To determine the required rate of return for the stock, we can use the Gordon Growth Model (also known as the Dividend Discount Model for a stock with constant growth). The formula is given by:
\[ P = \frac{D_0 \times (1 + g)}{r - g} \]
Where:
- \( P \) = current stock price
- \( D_0 \) = dividend just paid
- \( g \) = growth rate of the dividend
- \( r \) = required rate of return
We need to rearrange this formula to solve for \( r \):
\[ r = \frac{D_0 \times (1 + g)}{P} + g \]

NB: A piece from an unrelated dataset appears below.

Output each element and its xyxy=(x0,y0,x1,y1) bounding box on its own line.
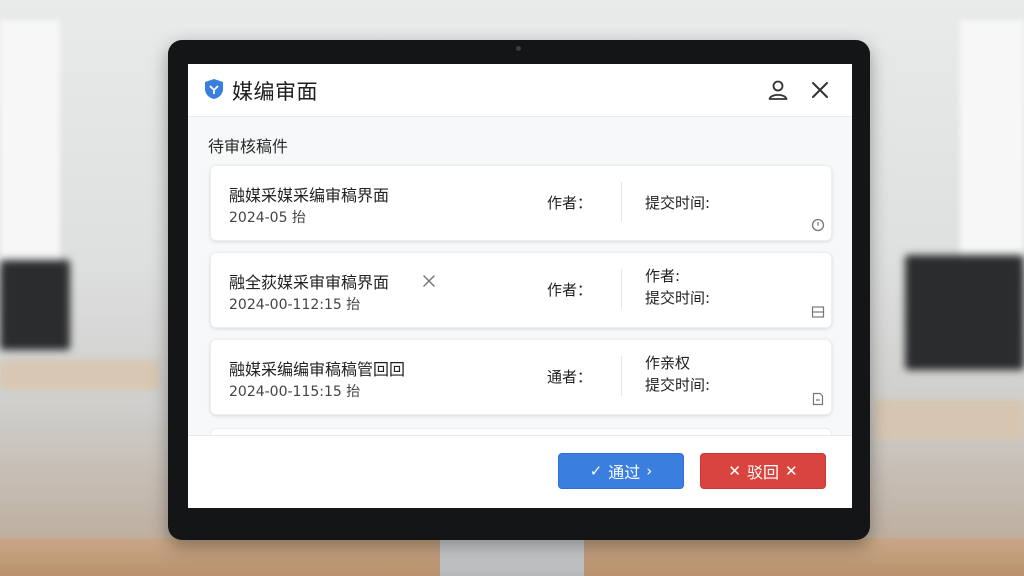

Substituting the values we have:
- \( P = 56.63 \) (market price of the stock)
- \( D_0 = 5.68 \) (dividend just paid)
- \( g = 0.0285 \) (growth rate of 2.85%)
Now, let's calculate \( D_0 \times (1 + g) \):
\[ D_0 \times (1 + g) = 5.68 \times (1 + 0.0285) = 5.68 \times 1.0285 \approx 5.84 \]
Next, we can plug everything back into the rearranged equation for \( r \):
\[ r = \frac{5.84}{56.63} + 0.0285 \]
Calculating \( \frac{5.84}{56.63} \):
\[ \frac{5.84}{56.63} \approx 0.1037 \]
Now, adding the growth rate:
\[ r \approx 0.1037 + 0.0285 \approx 0.1322 \]
To express this as a percentage:
\[ r \approx 0.1322 \times 100 \approx 13.22% \]
Thus, the required rate of return for the stock is approximately 13.22%.